Une unique lamelle de poisson est posée sur chaque boulette de riz. Celle-ci a la forme idéale pour être saisie entre deux baguettes – ou doigts – et engloutie en une fois. Ce qui signifie que vous avez une possibilité, une seule, de l’apprécier. Mais le sens de mise en bouche, la partie que la langue touche en premier, la façon de mordre et mâcher : chaque détail influe le ressenti final.

Moi, j’ai toujours peur d’avoir « mal » mangé mon sushi !

Suite du défilé

(Première partie ICI).

Désormais le riz a une couleur rosée : il est assaisonné de vinaigre rouge. Son goût est plus puissant, en accord avec les poissons qui le couronnent.

Sushi de thon en zuké.

Sushi de thon en zuké.

Chihiro-san m’explique que ce thon d’Espagne, mariné dans la sauce soja, a des « grains plus fins, une chair plus fine ». Seule, j’aurais seulement surtout remarquée son aspect moiré, comme un cuir vieilli mais régulièrement ciré.

Sushi de thon (photo disparue dans ma gloutonnerie).

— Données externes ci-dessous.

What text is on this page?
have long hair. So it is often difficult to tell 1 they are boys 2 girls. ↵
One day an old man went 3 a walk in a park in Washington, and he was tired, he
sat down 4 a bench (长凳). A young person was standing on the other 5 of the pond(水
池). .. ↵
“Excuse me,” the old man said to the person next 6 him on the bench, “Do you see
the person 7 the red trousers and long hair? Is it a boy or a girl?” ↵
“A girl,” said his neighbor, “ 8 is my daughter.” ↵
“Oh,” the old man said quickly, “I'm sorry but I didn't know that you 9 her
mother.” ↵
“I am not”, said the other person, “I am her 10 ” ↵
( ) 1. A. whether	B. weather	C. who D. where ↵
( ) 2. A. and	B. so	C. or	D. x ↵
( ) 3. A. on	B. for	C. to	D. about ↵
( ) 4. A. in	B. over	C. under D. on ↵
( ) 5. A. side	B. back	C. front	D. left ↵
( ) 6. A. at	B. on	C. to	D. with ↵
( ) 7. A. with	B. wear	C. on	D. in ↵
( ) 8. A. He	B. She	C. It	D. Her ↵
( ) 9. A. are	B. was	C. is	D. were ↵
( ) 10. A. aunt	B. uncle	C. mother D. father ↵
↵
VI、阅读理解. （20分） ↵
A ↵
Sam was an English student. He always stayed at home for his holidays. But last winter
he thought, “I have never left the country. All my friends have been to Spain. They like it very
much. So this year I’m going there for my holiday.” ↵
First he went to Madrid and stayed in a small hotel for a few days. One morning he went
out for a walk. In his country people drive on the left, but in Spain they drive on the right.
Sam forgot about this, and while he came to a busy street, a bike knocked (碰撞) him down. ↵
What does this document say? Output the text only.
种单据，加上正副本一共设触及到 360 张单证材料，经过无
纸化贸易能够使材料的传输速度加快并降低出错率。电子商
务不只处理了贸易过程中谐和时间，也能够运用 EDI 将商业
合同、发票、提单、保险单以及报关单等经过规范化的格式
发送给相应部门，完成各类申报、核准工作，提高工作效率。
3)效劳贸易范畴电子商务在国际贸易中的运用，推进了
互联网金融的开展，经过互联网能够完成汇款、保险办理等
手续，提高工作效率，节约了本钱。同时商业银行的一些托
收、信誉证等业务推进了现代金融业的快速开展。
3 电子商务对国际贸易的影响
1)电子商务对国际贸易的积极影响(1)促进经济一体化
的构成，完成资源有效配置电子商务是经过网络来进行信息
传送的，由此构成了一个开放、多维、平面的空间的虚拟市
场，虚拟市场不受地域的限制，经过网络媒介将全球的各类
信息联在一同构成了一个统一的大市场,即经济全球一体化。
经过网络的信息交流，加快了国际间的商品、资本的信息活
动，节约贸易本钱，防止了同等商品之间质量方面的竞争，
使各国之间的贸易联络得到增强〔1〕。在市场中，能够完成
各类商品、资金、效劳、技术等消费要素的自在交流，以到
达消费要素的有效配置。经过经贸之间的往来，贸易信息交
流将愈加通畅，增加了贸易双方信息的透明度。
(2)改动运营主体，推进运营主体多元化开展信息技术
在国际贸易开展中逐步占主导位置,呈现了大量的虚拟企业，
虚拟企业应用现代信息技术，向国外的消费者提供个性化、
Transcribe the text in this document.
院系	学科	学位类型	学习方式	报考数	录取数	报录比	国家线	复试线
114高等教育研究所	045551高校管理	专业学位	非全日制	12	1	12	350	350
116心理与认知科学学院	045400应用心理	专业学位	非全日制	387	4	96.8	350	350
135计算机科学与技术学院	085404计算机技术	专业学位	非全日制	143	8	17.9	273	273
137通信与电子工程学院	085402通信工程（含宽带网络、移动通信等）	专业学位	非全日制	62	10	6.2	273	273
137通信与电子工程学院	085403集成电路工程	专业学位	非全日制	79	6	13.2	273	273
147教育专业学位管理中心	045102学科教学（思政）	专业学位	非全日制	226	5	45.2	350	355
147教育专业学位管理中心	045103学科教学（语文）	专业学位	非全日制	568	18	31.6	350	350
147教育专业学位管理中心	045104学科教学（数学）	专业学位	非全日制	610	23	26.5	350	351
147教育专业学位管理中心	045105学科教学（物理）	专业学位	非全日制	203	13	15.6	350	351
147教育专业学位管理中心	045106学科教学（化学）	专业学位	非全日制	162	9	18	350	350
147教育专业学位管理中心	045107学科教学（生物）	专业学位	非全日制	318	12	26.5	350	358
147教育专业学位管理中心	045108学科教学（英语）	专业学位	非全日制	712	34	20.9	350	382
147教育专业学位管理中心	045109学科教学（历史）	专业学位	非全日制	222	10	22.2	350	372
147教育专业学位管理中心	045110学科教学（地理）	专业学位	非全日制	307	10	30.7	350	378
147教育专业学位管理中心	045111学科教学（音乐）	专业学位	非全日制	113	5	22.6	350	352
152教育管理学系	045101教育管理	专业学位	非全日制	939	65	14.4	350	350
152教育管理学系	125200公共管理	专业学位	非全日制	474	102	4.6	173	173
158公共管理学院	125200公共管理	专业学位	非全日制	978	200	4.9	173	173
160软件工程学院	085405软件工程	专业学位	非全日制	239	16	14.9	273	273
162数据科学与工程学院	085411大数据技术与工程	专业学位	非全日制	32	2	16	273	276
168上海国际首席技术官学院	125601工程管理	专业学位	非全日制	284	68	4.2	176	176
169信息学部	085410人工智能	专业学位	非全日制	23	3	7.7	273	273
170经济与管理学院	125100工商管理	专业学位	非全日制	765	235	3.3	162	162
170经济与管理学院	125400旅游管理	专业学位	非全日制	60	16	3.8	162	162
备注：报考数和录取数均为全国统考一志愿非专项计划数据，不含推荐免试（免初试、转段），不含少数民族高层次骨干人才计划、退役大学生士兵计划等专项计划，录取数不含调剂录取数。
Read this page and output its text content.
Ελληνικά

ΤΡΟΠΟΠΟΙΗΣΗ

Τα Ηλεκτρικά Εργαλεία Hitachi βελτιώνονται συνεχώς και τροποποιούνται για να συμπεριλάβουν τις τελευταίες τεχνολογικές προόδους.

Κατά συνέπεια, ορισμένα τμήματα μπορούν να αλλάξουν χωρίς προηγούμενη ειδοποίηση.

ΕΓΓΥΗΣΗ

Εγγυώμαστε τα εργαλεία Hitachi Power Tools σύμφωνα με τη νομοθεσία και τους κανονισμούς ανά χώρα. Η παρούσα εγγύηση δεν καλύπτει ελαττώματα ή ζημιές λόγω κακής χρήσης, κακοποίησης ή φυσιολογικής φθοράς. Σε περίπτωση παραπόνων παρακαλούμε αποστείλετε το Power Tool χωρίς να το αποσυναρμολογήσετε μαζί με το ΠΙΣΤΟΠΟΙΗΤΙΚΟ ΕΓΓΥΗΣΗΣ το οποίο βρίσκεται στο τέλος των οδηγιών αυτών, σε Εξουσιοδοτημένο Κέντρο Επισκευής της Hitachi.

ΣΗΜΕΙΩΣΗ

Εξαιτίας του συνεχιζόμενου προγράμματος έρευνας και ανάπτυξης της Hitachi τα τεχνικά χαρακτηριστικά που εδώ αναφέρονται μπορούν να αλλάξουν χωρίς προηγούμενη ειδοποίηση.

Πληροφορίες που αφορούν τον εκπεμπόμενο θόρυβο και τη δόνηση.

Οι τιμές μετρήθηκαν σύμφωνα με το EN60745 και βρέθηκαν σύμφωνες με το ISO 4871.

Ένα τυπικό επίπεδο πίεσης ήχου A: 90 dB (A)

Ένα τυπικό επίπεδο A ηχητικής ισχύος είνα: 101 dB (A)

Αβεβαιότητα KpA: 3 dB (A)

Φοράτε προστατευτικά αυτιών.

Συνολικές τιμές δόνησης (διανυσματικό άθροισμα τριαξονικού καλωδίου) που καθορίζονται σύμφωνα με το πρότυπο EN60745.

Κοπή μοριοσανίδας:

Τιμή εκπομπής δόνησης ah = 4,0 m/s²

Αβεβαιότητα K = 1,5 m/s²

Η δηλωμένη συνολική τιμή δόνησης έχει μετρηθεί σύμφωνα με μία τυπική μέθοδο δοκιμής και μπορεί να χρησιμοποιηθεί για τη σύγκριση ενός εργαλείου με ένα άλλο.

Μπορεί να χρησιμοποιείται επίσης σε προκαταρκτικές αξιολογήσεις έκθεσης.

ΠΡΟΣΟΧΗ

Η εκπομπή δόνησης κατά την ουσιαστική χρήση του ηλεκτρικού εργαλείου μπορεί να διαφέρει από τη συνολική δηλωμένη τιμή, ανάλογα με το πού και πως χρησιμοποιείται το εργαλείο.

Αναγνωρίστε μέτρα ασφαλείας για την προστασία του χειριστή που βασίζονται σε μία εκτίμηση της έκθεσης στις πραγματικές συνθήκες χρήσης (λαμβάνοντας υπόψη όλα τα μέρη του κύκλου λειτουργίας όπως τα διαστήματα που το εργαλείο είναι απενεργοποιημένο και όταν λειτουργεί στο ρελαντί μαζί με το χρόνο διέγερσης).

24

Cette lamelle est entre le chû-toro (thon mi-gras) et le thon normal. Bien que le poisson ne soit pas relevé de sauce soja, comme le précédent, et qu’il soit moins gras, il a, en lui-même, plus de goût.

Sushi de chinchard.

Sushi de chinchard.

Je remarque seulement que nous avons changé de registre de « puissance ». Les poissons blancs étaient discrets, comme des japonaises en kimono, avançant à petits pas. Celui-ci est une femme exubérante qui n’a pas peur de dire les choses.

Sushi de rouget.

Sushi de rouget.

Carnet de notes vide. Pénurie de mots pour parler de ce poisson. Il m’a semblé avoir moins de caractère que ses comparses « à riz rose ».

Sushi de sardine.

Sushi de sardine.

Il donne une sensation de gras, une mâche plus proche de celle du beurre, à la limite de l’agréable… mais la bonne limite, celle qui surprend.

Sushi de saumon.

Sushi de saumon.

Carnet de note vide bis. Rien à voir avec les choses que j’ai déjà acheté dans des barquettes plastiques. La différence est si importante que je ne sais pas à quoi la comparer. Disons que je déguste un grand vin de Bourgogne après une vie à boire de l’eau de javel.

Sushi de sériole fumée.

Sushi de sériole fumée.

L’accent « fumé » du poisson s’accentue petit-à-petit, finissant par masquer le goût marin. Je finis par lui trouver un goût de jambon de la Forêt-Noire.

Tamaki de thon gras.

Tamaki de thon gras.

Le riz semble un peu plus chaud que d’habitude, et le thon est glacé (pour éviter qu’il ne fonde tant il est gras!). Le contraste de température me surprend tant que je n’ai pas le temps de m’intéresser au goût…

Tamago.

Tamago.

Une omelette dense mais mousseuse, au goût de crevette sucrée. Ils sont fous, ces Japonais. Cette bouchée le donne envie de rire – ce genre de réaction me prend quand arrive une bonne surprise.

Sushi de daurade.

Sushi de daurade.

*Bonus* Non prévu au menu, ce poisson sera en fait servi le lendemain. Il a donc moins reposé que prévu, ce qui lui donne plus de mâche.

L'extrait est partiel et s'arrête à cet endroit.